A lot of decisions are made when bringing a new insurance product to market. Seemingly small decisions made early in the process often have the largest impact.
What is a “me-too” filing?
Simply stated, it is taking the insurance form, rate, rule work filed by another company and making a copy (hey, hey, me too!) filing for your own use. “Me-too-ing” does not eliminate the need to file the product on your licensed company’s paper nor does it give you an automatic approval.
Why do companies do it?
There is an assumption that the me-too process will (1) take less time, (2) be less expensive and (3) has built-in credibility of having been deeply evaluated by not only the regulators, but the carrier behind it.

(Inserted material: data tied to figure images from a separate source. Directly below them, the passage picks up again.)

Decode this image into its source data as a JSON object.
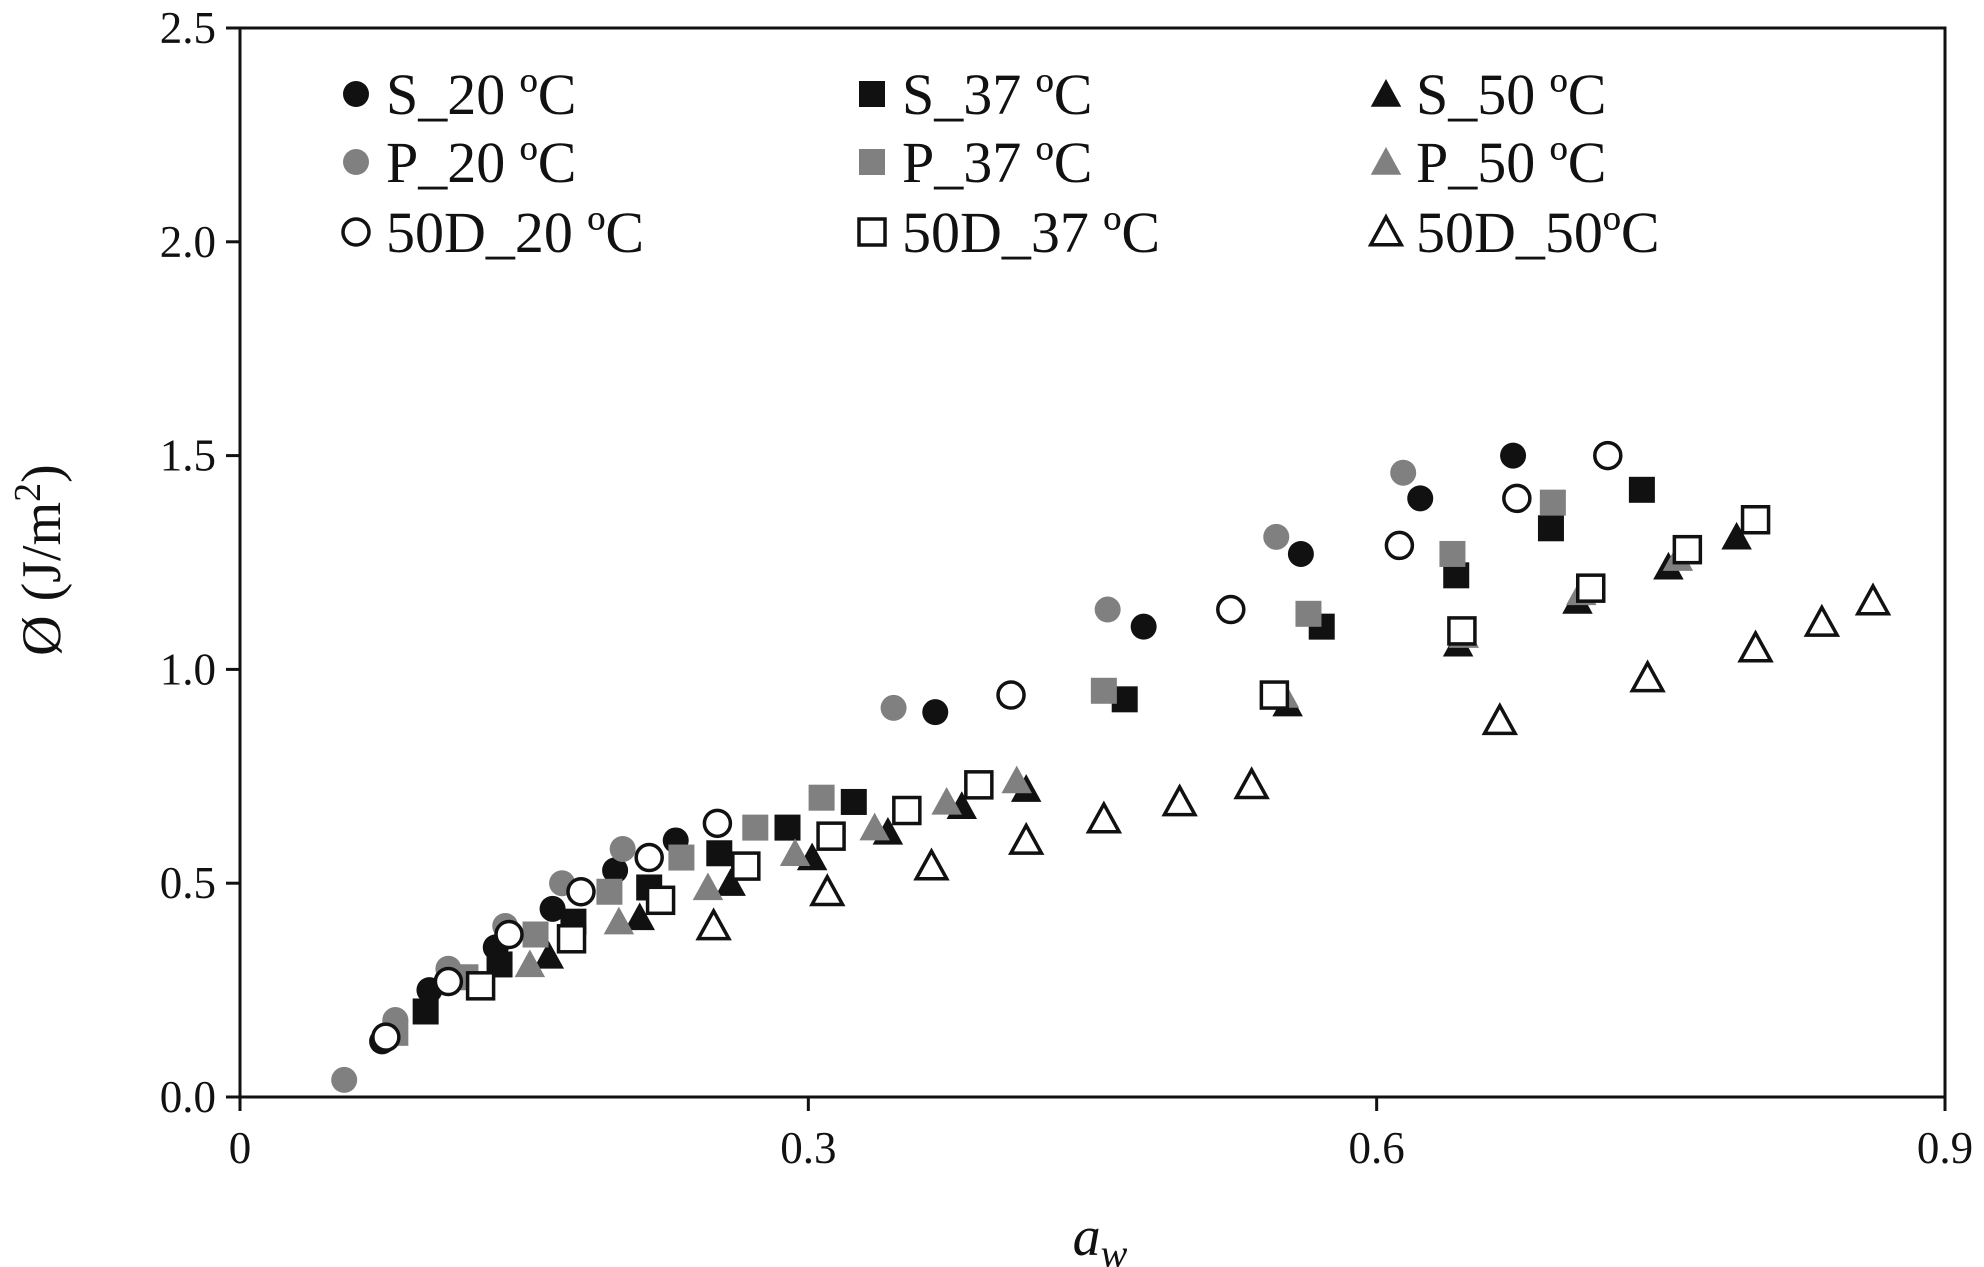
{
  "chart_data": {
    "type": "scatter",
    "title": "",
    "xlabel": "a",
    "xlabel_sub": "w",
    "ylabel": "Ø (J/m",
    "ylabel_sup": "2",
    "ylabel_close": ")",
    "xlim": [
      0,
      0.9
    ],
    "ylim": [
      0,
      2.5
    ],
    "x_ticks": [
      {
        "value": 0,
        "label": "0"
      },
      {
        "value": 0.3,
        "label": "0.3"
      },
      {
        "value": 0.6,
        "label": "0.6"
      },
      {
        "value": 0.9,
        "label": "0.9"
      }
    ],
    "y_ticks": [
      {
        "value": 0,
        "label": "0.0"
      },
      {
        "value": 0.5,
        "label": "0.5"
      },
      {
        "value": 1.0,
        "label": "1.0"
      },
      {
        "value": 1.5,
        "label": "1.5"
      },
      {
        "value": 2.0,
        "label": "2.0"
      },
      {
        "value": 2.5,
        "label": "2.5"
      }
    ],
    "grid": false,
    "legend_position": "top-left, three columns",
    "colors": {
      "black": "#111111",
      "gray": "#808080",
      "open": "#ffffff"
    },
    "series": [
      {
        "name": "S_20 ºC",
        "marker": "circle",
        "fill": "black",
        "points": [
          [
            0.075,
            0.13
          ],
          [
            0.1,
            0.25
          ],
          [
            0.135,
            0.35
          ],
          [
            0.165,
            0.44
          ],
          [
            0.198,
            0.53
          ],
          [
            0.23,
            0.6
          ],
          [
            0.367,
            0.9
          ],
          [
            0.477,
            1.1
          ],
          [
            0.56,
            1.27
          ],
          [
            0.623,
            1.4
          ],
          [
            0.672,
            1.5
          ]
        ]
      },
      {
        "name": "S_37 ºC",
        "marker": "square",
        "fill": "black",
        "points": [
          [
            0.098,
            0.2
          ],
          [
            0.137,
            0.31
          ],
          [
            0.176,
            0.41
          ],
          [
            0.216,
            0.49
          ],
          [
            0.253,
            0.57
          ],
          [
            0.289,
            0.63
          ],
          [
            0.324,
            0.69
          ],
          [
            0.467,
            0.93
          ],
          [
            0.571,
            1.1
          ],
          [
            0.642,
            1.22
          ],
          [
            0.692,
            1.33
          ],
          [
            0.74,
            1.42
          ]
        ]
      },
      {
        "name": "S_50 ºC",
        "marker": "triangle",
        "fill": "black",
        "points": [
          [
            0.163,
            0.33
          ],
          [
            0.211,
            0.42
          ],
          [
            0.259,
            0.5
          ],
          [
            0.302,
            0.56
          ],
          [
            0.342,
            0.62
          ],
          [
            0.381,
            0.68
          ],
          [
            0.415,
            0.72
          ],
          [
            0.553,
            0.92
          ],
          [
            0.643,
            1.06
          ],
          [
            0.706,
            1.16
          ],
          [
            0.754,
            1.24
          ],
          [
            0.79,
            1.31
          ]
        ]
      },
      {
        "name": "P_20 ºC",
        "marker": "circle",
        "fill": "gray",
        "points": [
          [
            0.055,
            0.04
          ],
          [
            0.082,
            0.18
          ],
          [
            0.11,
            0.3
          ],
          [
            0.14,
            0.4
          ],
          [
            0.17,
            0.5
          ],
          [
            0.202,
            0.58
          ],
          [
            0.345,
            0.91
          ],
          [
            0.458,
            1.14
          ],
          [
            0.547,
            1.31
          ],
          [
            0.614,
            1.46
          ]
        ]
      },
      {
        "name": "P_37 ºC",
        "marker": "square",
        "fill": "gray",
        "points": [
          [
            0.082,
            0.15
          ],
          [
            0.119,
            0.28
          ],
          [
            0.156,
            0.38
          ],
          [
            0.195,
            0.48
          ],
          [
            0.233,
            0.56
          ],
          [
            0.272,
            0.63
          ],
          [
            0.307,
            0.7
          ],
          [
            0.456,
            0.95
          ],
          [
            0.564,
            1.13
          ],
          [
            0.64,
            1.27
          ],
          [
            0.693,
            1.39
          ]
        ]
      },
      {
        "name": "P_50 ºC",
        "marker": "triangle",
        "fill": "gray",
        "points": [
          [
            0.153,
            0.31
          ],
          [
            0.2,
            0.41
          ],
          [
            0.247,
            0.49
          ],
          [
            0.293,
            0.57
          ],
          [
            0.335,
            0.63
          ],
          [
            0.373,
            0.69
          ],
          [
            0.41,
            0.74
          ],
          [
            0.551,
            0.94
          ],
          [
            0.646,
            1.08
          ],
          [
            0.708,
            1.18
          ],
          [
            0.759,
            1.26
          ]
        ]
      },
      {
        "name": "50D_20 ºC",
        "marker": "circle",
        "fill": "open",
        "points": [
          [
            0.077,
            0.14
          ],
          [
            0.11,
            0.27
          ],
          [
            0.142,
            0.38
          ],
          [
            0.18,
            0.48
          ],
          [
            0.216,
            0.56
          ],
          [
            0.252,
            0.64
          ],
          [
            0.407,
            0.94
          ],
          [
            0.523,
            1.14
          ],
          [
            0.612,
            1.29
          ],
          [
            0.674,
            1.4
          ],
          [
            0.722,
            1.5
          ]
        ]
      },
      {
        "name": "50D_37 ºC",
        "marker": "square",
        "fill": "open",
        "points": [
          [
            0.127,
            0.26
          ],
          [
            0.175,
            0.37
          ],
          [
            0.222,
            0.46
          ],
          [
            0.267,
            0.54
          ],
          [
            0.312,
            0.61
          ],
          [
            0.352,
            0.67
          ],
          [
            0.39,
            0.73
          ],
          [
            0.546,
            0.94
          ],
          [
            0.645,
            1.09
          ],
          [
            0.713,
            1.19
          ],
          [
            0.764,
            1.28
          ],
          [
            0.8,
            1.35
          ]
        ]
      },
      {
        "name": "50D_50ºC",
        "marker": "triangle",
        "fill": "open",
        "points": [
          [
            0.25,
            0.4
          ],
          [
            0.31,
            0.48
          ],
          [
            0.365,
            0.54
          ],
          [
            0.415,
            0.6
          ],
          [
            0.456,
            0.65
          ],
          [
            0.496,
            0.69
          ],
          [
            0.534,
            0.73
          ],
          [
            0.665,
            0.88
          ],
          [
            0.743,
            0.98
          ],
          [
            0.8,
            1.05
          ],
          [
            0.835,
            1.11
          ],
          [
            0.862,
            1.16
          ]
        ]
      }
    ]
  }
}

The adage “you can have it fast, cheap, or good; pick two” applies here. A me-too approach isn’t bad per se. After all, the original filing was intentionally developed by its originator with their business strategy in mind. Thus, making a decision to materially follow someone else’s filing isn’t without risk.
Will it take less time?
Taking a me-too approach does not guarantee an approval, or a speedy one. Each state has its’ own requirements for product acceptability and as new regulation is adopted, these new requirements will be imposed upon your filing. If the examiner assigned to the originating filing misses something in their review which would have caused the originating filing from needing to be corrected; unfortunately, this happy miss doesn’t trickle down to your filing. You will need to navigate the objection and satisfy it, adding cost and time to your filing.

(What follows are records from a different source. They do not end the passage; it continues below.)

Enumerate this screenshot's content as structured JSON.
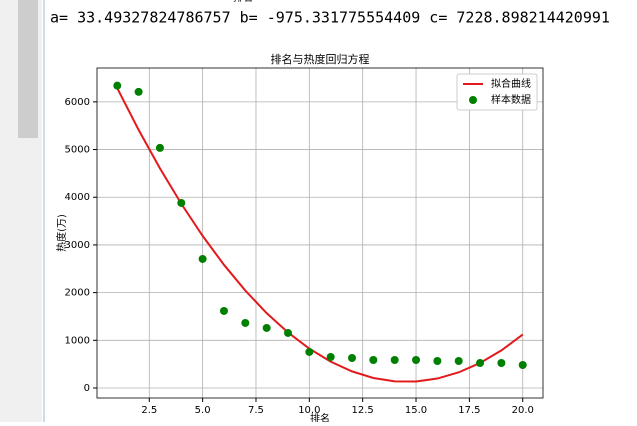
{
  "output": {
    "cut_label": "排名",
    "text": "a= 33.49327824786757 b= -975.331775554409 c= 7228.898214420991"
  },
  "chart_data": {
    "type": "scatter",
    "title": "排名与热度回归方程",
    "xlabel": "排名",
    "ylabel": "热度(万)",
    "x": [
      1,
      2,
      3,
      4,
      5,
      6,
      7,
      8,
      9,
      10,
      11,
      12,
      13,
      14,
      15,
      16,
      17,
      18,
      19,
      20
    ],
    "series": [
      {
        "name": "拟合曲线",
        "type": "line",
        "color": "#e31a1c",
        "values": [
          6287.1,
          5412.2,
          4604.3,
          3863.5,
          3189.6,
          2582.7,
          2042.8,
          1569.8,
          1163.9,
          824.9,
          552.9,
          348.0,
          210.0,
          138.9,
          134.9,
          197.9,
          327.8,
          524.8,
          788.7,
          1119.6
        ]
      },
      {
        "name": "样本数据",
        "type": "scatter",
        "color": "#008000",
        "values": [
          6340,
          6210,
          5035,
          3880,
          2706,
          1615,
          1364,
          1259,
          1154,
          755,
          650,
          629,
          587,
          587,
          587,
          566,
          566,
          524,
          524,
          482
        ]
      }
    ],
    "xlim": [
      0.05,
      20.95
    ],
    "ylim": [
      -210,
      6710
    ],
    "xticks": [
      2.5,
      {
        "value": 5,
        "label": "5.0"
      },
      7.5,
      {
        "value": 10,
        "label": "10.0"
      },
      12.5,
      {
        "value": 15,
        "label": "15.0"
      },
      17.5,
      {
        "value": 20,
        "label": "20.0"
      }
    ],
    "yticks": [
      0,
      1000,
      2000,
      3000,
      4000,
      5000,
      6000
    ],
    "grid": true,
    "legend": "upper right"
  }
}
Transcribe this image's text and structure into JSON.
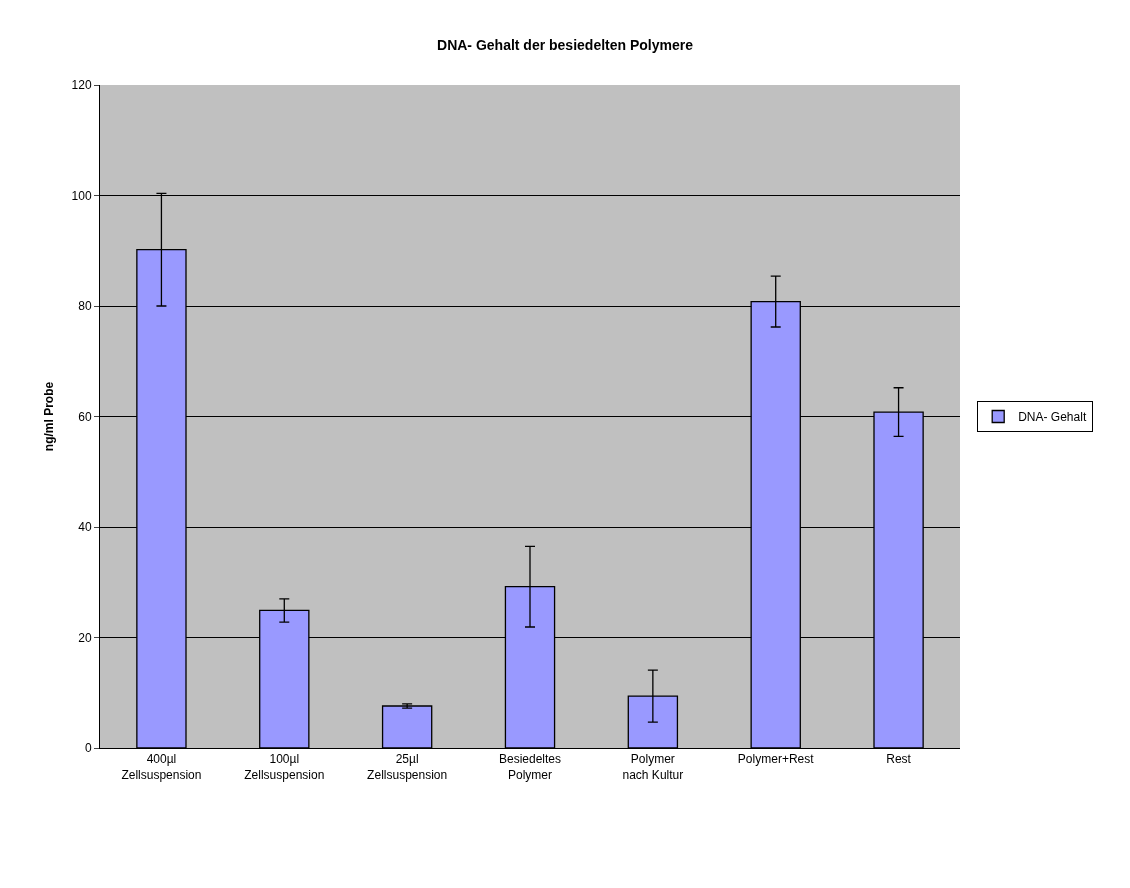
{
  "chart_data": {
    "type": "bar",
    "title": "DNA- Gehalt der besiedelten Polymere",
    "ylabel": "ng/ml Probe",
    "categories": [
      "400µl Zellsuspension",
      "100µl Zellsuspension",
      "25µl Zellsuspension",
      "Besiedeltes Polymer",
      "Polymer nach Kultur",
      "Polymer+Rest",
      "Rest"
    ],
    "series": [
      {
        "name": "DNA- Gehalt",
        "color": "#9999ff",
        "values": [
          90.2,
          24.9,
          7.6,
          29.2,
          9.4,
          80.8,
          60.8
        ],
        "errors": [
          10.2,
          2.1,
          0.4,
          7.3,
          4.7,
          4.6,
          4.4
        ]
      }
    ],
    "ylim": [
      0,
      120
    ],
    "yticks": [
      0,
      20,
      40,
      60,
      80,
      100,
      120
    ],
    "grid": "y",
    "legend": "right"
  }
}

There are merits of performing a me-too filing. Product development acceleration can be achieved under certain scenarios; (1) when there are deep similarities in product strategy from one product to the next, (2) carriers looking to me-too their own products to make them available for use on additional carrier papers, and (3) support the move of MGA/insurance programs from one carrier to another.
The similarities in the three scenarios come down to intent. The intent of the approach follows the leaders original design and outcome of the product filing.
Is it cheaper?
Without a doubt, starting from someone else’s work provides you with a running start and should decrease some of the effort that would have taken place if one were starting from a blank sheet of paper. However, it does not eliminate all the work or expense.

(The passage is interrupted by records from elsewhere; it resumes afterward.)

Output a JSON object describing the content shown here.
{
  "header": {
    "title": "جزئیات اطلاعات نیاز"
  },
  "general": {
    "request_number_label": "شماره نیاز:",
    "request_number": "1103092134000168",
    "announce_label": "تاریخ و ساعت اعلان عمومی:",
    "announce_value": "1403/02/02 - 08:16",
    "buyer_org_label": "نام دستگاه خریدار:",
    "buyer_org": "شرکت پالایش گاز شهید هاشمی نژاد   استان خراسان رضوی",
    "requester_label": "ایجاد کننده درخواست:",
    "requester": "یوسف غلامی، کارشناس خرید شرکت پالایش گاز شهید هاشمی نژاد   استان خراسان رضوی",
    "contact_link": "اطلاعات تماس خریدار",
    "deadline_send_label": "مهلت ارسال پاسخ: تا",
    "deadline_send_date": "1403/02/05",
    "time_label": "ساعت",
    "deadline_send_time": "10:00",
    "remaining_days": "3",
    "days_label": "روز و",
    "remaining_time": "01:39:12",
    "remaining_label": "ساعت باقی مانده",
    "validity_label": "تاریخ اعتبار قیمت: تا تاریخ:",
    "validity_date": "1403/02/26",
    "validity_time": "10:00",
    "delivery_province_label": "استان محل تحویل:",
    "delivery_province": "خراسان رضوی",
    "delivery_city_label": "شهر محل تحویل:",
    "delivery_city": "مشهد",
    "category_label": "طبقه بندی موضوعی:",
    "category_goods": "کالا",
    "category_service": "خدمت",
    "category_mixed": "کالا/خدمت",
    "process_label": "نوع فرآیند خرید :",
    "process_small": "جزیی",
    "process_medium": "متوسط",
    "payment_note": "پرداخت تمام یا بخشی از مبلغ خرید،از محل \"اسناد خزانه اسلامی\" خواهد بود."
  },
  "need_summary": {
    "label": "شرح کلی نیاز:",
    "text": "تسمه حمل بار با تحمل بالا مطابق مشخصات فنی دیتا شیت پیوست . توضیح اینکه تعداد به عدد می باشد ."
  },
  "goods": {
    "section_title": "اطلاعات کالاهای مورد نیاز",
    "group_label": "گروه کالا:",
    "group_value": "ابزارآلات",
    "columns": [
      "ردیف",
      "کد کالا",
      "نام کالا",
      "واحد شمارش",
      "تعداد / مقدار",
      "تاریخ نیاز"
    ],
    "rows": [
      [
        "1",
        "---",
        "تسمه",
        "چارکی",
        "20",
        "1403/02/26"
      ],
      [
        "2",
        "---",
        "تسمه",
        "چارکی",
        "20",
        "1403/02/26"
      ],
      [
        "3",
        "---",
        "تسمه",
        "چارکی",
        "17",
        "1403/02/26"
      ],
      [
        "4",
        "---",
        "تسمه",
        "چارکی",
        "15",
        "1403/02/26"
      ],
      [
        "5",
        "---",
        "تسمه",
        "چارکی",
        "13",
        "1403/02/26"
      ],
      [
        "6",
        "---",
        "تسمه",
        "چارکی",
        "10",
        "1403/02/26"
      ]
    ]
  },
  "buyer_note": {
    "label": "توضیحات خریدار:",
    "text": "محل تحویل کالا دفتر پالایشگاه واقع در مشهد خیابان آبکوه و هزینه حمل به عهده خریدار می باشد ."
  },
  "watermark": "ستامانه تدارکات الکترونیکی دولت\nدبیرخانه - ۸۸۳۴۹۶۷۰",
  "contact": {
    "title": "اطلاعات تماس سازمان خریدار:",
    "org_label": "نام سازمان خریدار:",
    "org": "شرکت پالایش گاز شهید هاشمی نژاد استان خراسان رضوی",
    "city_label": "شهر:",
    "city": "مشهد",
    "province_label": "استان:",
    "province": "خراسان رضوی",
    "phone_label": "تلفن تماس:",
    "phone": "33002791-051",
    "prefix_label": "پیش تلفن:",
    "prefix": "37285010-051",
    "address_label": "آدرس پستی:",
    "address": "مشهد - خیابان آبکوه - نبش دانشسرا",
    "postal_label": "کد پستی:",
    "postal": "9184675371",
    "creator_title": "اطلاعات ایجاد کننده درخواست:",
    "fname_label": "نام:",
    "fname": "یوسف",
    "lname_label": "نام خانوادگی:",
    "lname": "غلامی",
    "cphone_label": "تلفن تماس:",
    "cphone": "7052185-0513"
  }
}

Some of the work which must always be done includes actuarial memorandums, exhibit work, Loss Cost Multiplier and expense work, side-by-side exhibits, and work to support the pricing is non-discriminatory, adequate but not excessive. When proprietary coverage language is being used, care must be made to protect against copyright infringement. So, while a head start can be made, you are still responsible to satisfying all of the regulatory requirements in place at the time of your filing and this means the creation of some new content.
Here is what is at risk in taking a following approach:
Unless you had a proverbial seat at the development table of the originating company when that product was developed, you cannot know what decisions were made by the lead company anchoring their product or rating decisions, what problems they intended to address, and how their decisions will inevitably impact your results.
Using another carrier’s coverage language without performing your own coverage counsel reviewing through the lens of your business is mitigatable risk. The per-hour-cost of having your forms reviewed by coverage attorneys will always be less than the claim you didn’t intend to pay.
Are you performing a me-too of the original, or a me too of a me too of a …etc.? When the source is lost, the ability to understand intent is lost too. As insurance professionals, we serve our customers by providing protection when the bad day happens. When we understand the risk we intend to protect, we can build the insurance mechanism to respond to that risk. Sometimes, the best approach is from the ground up, without someone else’s words obscuring the path forward. This goes without saying for break-thru products developed to tackle emerging risk.
How to mitigate the risk:
Formally or informally, the ability to look far enough ahead to help identify what architectural product rules or rate structure best aligns to get you there, is a smart move. This is about avoiding the penny-wise pound-foolish outcome that happens when you make a “get it in market quick” decision only to learn about the operational heartache that follows when a material change needs to be made, implemented, which then requires notification to your in-force customer base of a change - expensive and disruptive, on multiple fronts.
If you are uncertain about what your product or rate strategy needs to be to get you where your company objectives require you to go, solicit the input of an experienced product development strategist. The product development process starts with understanding the business problems you are looking to solve; and with a strategic lens, employs winning product and implementation tactics to get the right product created with the right price approach in a manner that supports economical efficiencies to managing that product post-launch.
Performing a me-too filing can be an effective strategy in certain cases, If the me-too approach is utilized, seek the advice of those who have navigated the filing and post implementation process to put you in the position you intended.